June 2024: My paper "Exploring Musical Roots: Applying Audio Embeddings to Empower Influence Attribution for a Generative Music Model" with Bryan Pardo and Hugo Flores García got accepted at the 25th International Society for Music Information Retrieval (ISMIR).

April-June 2024: Helped teach a course on introduction to law and digital technologies at Northwestern 👩🏻‍⚖️

March-April 2024: Taught a seminar at Skokie Public Library on the Ethics of Generative AI in the Media 📚

February 2024: Successfully defended my computer science qualifying exam! 🥳

January 2024: Released a pre-print for new work: Exploring Musical Roots: Applying Audio Embeddings to Empower Influence Attribution for a Generative Music Model

January 2024: Presented recent work on exploring musical roots: empowering influence attribution for generative music models at Northwestern's "Human-centered AI and Music: A One-day Symposium on the Design and Implications of Generative Models in Music." 🎵🤖

September 2023: Attended and did a poster presentation at the Chicago Human+AI Lab (CHAI)'s Symposium on Human+AI.
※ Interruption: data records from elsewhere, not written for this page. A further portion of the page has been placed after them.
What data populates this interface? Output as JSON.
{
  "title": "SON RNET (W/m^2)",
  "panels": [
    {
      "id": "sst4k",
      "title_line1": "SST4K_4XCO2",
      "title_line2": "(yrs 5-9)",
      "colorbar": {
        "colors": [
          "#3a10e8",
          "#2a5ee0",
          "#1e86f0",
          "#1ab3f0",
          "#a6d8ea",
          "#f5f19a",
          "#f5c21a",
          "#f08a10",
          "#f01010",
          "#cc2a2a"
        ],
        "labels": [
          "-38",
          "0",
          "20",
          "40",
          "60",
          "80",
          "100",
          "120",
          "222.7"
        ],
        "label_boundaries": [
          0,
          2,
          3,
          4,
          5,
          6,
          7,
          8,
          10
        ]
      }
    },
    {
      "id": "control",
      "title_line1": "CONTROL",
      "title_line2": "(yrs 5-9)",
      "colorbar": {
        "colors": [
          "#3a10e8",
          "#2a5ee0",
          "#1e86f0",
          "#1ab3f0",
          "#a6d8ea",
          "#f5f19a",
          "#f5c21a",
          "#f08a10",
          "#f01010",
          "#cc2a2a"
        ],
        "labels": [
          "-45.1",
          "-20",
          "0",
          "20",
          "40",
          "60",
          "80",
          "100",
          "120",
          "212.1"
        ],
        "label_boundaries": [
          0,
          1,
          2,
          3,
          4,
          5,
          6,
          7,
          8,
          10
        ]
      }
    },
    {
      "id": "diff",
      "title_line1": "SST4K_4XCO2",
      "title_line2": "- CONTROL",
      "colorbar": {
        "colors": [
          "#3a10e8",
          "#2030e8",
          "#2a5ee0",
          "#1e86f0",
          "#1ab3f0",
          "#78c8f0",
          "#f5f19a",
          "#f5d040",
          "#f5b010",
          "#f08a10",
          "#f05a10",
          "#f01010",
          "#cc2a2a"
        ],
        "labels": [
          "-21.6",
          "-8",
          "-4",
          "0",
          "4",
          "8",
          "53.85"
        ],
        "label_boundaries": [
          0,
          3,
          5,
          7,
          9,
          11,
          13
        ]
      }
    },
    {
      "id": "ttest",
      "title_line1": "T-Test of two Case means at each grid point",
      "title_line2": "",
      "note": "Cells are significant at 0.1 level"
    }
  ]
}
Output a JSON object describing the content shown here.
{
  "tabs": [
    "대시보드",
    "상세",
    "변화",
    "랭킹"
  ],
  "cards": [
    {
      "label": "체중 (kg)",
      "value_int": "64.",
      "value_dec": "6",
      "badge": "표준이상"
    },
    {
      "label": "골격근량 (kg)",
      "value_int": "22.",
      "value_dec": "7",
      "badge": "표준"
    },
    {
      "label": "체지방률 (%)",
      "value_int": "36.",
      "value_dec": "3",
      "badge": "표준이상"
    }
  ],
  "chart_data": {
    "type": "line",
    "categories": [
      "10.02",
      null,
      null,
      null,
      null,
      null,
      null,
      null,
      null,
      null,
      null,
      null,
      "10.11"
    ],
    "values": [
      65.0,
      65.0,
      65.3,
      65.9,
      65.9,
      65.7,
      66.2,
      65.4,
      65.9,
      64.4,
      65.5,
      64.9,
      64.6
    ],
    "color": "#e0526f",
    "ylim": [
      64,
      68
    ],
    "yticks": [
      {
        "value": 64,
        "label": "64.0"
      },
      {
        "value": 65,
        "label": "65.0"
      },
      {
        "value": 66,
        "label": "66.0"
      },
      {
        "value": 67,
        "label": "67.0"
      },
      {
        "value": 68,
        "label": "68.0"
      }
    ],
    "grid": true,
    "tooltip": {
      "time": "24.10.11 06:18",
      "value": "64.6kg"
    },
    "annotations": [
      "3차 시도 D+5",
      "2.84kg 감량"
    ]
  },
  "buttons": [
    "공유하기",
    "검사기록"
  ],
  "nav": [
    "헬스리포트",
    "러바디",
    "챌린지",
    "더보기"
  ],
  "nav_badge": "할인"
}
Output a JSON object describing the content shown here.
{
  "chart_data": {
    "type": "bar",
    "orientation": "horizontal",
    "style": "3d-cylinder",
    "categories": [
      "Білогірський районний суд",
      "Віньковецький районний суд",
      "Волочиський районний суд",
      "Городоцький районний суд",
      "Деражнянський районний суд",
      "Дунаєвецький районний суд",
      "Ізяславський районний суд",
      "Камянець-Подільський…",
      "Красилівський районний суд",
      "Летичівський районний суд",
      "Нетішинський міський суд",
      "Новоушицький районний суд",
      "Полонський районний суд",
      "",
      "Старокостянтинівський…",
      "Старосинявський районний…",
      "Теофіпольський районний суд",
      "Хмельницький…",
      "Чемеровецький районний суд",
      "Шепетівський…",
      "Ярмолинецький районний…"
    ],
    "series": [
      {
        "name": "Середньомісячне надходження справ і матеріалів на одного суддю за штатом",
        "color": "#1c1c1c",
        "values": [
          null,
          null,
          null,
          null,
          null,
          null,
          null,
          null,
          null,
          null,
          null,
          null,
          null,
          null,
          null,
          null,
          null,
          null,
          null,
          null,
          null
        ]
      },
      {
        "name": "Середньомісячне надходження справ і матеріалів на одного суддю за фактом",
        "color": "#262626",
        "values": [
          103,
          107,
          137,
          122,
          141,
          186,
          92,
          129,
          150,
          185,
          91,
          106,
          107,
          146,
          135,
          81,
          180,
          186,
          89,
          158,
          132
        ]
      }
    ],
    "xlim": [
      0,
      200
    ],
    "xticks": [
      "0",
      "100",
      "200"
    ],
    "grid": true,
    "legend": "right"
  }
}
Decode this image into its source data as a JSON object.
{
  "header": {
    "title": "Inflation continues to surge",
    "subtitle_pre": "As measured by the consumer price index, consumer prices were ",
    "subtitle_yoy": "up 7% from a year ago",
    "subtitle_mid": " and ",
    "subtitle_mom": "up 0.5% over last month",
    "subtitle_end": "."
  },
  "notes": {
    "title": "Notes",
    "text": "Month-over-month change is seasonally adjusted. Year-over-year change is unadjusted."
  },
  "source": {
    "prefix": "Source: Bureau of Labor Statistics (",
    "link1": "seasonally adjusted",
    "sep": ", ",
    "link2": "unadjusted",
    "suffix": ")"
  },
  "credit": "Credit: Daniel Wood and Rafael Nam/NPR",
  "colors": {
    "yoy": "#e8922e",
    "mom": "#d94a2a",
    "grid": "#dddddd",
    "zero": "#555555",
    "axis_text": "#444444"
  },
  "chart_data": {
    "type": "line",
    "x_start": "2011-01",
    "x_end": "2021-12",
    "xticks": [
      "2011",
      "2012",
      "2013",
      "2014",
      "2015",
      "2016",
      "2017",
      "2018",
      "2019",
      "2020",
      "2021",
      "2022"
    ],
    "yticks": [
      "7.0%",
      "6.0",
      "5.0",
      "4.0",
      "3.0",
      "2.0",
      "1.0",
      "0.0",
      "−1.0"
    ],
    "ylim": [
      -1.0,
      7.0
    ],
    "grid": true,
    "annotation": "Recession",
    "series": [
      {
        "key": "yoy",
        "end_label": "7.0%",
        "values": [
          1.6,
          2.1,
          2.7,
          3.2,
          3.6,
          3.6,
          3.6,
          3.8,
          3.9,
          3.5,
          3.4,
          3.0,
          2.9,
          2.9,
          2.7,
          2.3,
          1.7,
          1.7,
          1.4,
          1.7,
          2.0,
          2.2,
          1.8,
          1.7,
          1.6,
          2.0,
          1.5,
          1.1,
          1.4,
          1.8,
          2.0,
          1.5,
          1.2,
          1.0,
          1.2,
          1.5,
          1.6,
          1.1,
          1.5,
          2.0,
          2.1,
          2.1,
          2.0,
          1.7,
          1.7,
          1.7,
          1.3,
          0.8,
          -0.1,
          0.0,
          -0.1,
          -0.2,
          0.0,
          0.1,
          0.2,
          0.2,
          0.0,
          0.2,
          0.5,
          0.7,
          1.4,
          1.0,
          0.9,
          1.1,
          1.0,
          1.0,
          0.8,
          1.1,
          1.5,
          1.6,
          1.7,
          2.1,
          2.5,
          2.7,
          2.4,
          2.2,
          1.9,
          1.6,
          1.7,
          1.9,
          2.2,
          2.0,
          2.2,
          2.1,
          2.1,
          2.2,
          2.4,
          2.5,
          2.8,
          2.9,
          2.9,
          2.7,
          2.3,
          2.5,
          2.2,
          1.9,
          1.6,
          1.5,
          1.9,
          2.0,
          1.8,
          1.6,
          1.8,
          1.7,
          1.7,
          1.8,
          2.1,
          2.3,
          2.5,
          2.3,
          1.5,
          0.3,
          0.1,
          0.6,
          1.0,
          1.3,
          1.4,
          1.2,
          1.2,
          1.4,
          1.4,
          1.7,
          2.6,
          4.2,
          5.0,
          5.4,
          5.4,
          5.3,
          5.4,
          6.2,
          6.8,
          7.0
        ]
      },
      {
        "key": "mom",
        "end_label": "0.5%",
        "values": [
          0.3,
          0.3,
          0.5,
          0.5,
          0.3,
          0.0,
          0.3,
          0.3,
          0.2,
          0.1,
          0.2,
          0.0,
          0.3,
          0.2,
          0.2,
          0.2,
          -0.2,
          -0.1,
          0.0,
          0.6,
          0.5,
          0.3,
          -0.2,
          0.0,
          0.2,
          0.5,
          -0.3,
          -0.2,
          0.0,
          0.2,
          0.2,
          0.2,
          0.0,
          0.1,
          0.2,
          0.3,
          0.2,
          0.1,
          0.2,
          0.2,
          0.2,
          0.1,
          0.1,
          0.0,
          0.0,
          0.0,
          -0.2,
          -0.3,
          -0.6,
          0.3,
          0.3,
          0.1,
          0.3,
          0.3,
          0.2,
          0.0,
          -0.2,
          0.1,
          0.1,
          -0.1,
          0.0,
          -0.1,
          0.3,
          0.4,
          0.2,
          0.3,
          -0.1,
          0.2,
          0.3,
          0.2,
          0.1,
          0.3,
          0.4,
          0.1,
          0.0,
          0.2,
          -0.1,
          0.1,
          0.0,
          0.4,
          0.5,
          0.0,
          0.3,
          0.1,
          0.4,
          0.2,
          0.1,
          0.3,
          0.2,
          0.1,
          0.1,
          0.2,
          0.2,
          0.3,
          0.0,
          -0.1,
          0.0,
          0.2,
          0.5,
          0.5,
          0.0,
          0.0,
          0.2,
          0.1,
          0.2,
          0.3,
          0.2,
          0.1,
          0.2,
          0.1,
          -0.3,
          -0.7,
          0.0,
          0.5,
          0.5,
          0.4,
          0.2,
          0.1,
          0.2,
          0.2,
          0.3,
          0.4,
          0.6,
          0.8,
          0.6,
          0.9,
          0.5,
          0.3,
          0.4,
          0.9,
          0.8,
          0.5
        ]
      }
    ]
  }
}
August 2023: Presented my paper on  The Ethical Implications of Generative Audio Models: A Systematic Literature Review at Artificial Intelligence, Ethics, and Society (AIES) 2023 in Montreal, Quebec, Canada.

August 2023: My work on the ethical implications of generative audio models was featured in the Montreal AI Ethics Institute blog.

June 2023: Presented on joint work with Orsolya Vásárhelyi, Ágnes Horvát, and Stasa Milojevic about intersectional inequalities in the success of scientific publication at the International Conference on Science of Science and Innovation at Northwestern University in Evanston.